Range is a combination of breath, tongue, mouth cavity, lower jaw, lips resisting air, and then the timing of all of these to produce ease as you go up and stay up. When you succeed at a mid register exercise that combines these elements and have repeated it hundreds of times correctly - THEN you move it up and up. At the point you feel an all-over fatigue you know you have done it correctly. If you are only tired in the lip you have been using too much lip - same for other elements - it must all work together.
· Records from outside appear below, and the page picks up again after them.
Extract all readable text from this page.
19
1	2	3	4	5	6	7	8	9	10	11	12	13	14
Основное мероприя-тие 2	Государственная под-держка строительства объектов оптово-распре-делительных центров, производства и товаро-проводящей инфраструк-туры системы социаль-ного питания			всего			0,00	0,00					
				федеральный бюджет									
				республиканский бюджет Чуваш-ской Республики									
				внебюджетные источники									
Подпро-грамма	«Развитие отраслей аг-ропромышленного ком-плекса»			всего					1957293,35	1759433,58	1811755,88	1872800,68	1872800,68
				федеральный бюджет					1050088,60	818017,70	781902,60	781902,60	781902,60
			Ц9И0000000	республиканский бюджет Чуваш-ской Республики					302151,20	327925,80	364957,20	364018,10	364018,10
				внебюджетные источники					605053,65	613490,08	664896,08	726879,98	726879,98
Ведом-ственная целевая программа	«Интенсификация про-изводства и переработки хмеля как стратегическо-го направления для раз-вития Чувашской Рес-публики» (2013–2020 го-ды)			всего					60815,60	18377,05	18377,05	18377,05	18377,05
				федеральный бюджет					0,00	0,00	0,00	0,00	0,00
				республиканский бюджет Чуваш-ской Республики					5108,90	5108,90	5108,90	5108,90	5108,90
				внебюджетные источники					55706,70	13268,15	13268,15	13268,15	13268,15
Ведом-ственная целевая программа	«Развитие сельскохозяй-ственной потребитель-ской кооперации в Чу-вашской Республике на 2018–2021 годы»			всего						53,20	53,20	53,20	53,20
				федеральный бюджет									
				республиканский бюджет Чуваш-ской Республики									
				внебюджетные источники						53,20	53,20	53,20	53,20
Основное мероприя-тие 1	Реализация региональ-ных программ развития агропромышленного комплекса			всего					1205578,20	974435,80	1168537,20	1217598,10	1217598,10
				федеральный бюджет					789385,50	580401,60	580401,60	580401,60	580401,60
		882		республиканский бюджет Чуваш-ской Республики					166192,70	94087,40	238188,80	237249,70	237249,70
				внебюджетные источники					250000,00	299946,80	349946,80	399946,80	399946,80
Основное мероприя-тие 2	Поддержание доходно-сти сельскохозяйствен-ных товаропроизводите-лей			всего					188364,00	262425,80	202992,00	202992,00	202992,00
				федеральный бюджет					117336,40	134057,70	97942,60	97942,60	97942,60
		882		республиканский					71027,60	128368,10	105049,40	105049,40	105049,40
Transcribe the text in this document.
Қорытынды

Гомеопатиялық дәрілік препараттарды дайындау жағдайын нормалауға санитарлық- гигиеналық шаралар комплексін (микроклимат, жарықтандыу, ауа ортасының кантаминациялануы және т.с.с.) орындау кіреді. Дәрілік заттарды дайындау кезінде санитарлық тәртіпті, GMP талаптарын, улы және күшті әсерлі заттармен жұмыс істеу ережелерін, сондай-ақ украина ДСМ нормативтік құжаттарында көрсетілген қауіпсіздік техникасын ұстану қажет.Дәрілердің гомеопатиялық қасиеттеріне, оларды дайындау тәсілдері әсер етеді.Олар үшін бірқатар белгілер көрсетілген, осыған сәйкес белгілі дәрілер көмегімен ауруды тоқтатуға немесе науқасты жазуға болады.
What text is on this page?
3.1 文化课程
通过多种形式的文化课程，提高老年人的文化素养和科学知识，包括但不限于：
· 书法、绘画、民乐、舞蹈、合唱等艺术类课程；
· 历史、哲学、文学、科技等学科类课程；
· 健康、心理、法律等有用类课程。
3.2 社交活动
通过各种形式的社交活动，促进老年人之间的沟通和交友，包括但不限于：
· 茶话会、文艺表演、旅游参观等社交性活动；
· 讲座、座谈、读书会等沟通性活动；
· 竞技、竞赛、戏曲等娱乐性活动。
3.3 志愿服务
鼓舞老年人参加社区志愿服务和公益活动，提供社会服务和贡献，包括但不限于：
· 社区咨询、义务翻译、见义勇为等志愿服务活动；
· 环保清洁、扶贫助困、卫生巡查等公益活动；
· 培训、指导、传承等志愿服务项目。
When you play a low C with your teeth and jaw open and the air moving easily this is the same position you want to maintain as you ascend. The wedge air increases, the face responds, the tongue may arch forward in your mouth - but the position of your embouchure most remain in the same place. When all of your playing "machine" gets used to flexing and relaxing in this base position - your range will increase as a result.
It is when things move closed, tight, pinched, tongue into an EEE back throat place that the upper range is impossible.
gR
When to breathe?
I suggest you breathe in through your corners on the upbeat prior to the entrance. depending on tempo - but about 1 second long. Drop the corners and do not stretch them back. Turn the air right back around and out on the first note. The key is to always remain in a relaxed, closed lip position, and allow the air to inflate your front of face like a little pillow with the intent to release such and such a note, at such and such volume.
When you need a catch breath during the phrase make it happen at a musical point. Keep the contact and whatever setting you have in your core while pulling the corners down and gulping about .5 second of air. If you perfect this you will maintain the relaxed setting with the same "force" of the note prior to catch breath as after you inhale. With your lips still touching you will not experience the negative opening and not quite closing syndrome that leads to tired chops and airy sound.
Posture -
For all PowerPlay exercises you must use an upright yet relaxed body position. When you inhale the air must flow deep then to the sides and to the back then filling upwards as you raise your breast bone. The right arm must be relaxed but raised to an almost parallel position to the floor. You do not need to stand.
Here is an MP3 of an actual Skype lesson you will enjoy. We cover the Tuning slide removed workout, as this is editied from a much longer session, I need to tell you that this exercise is played with the largest mouthpiece available. The student on a Laskey 80 and myself on a B&S 1.5C.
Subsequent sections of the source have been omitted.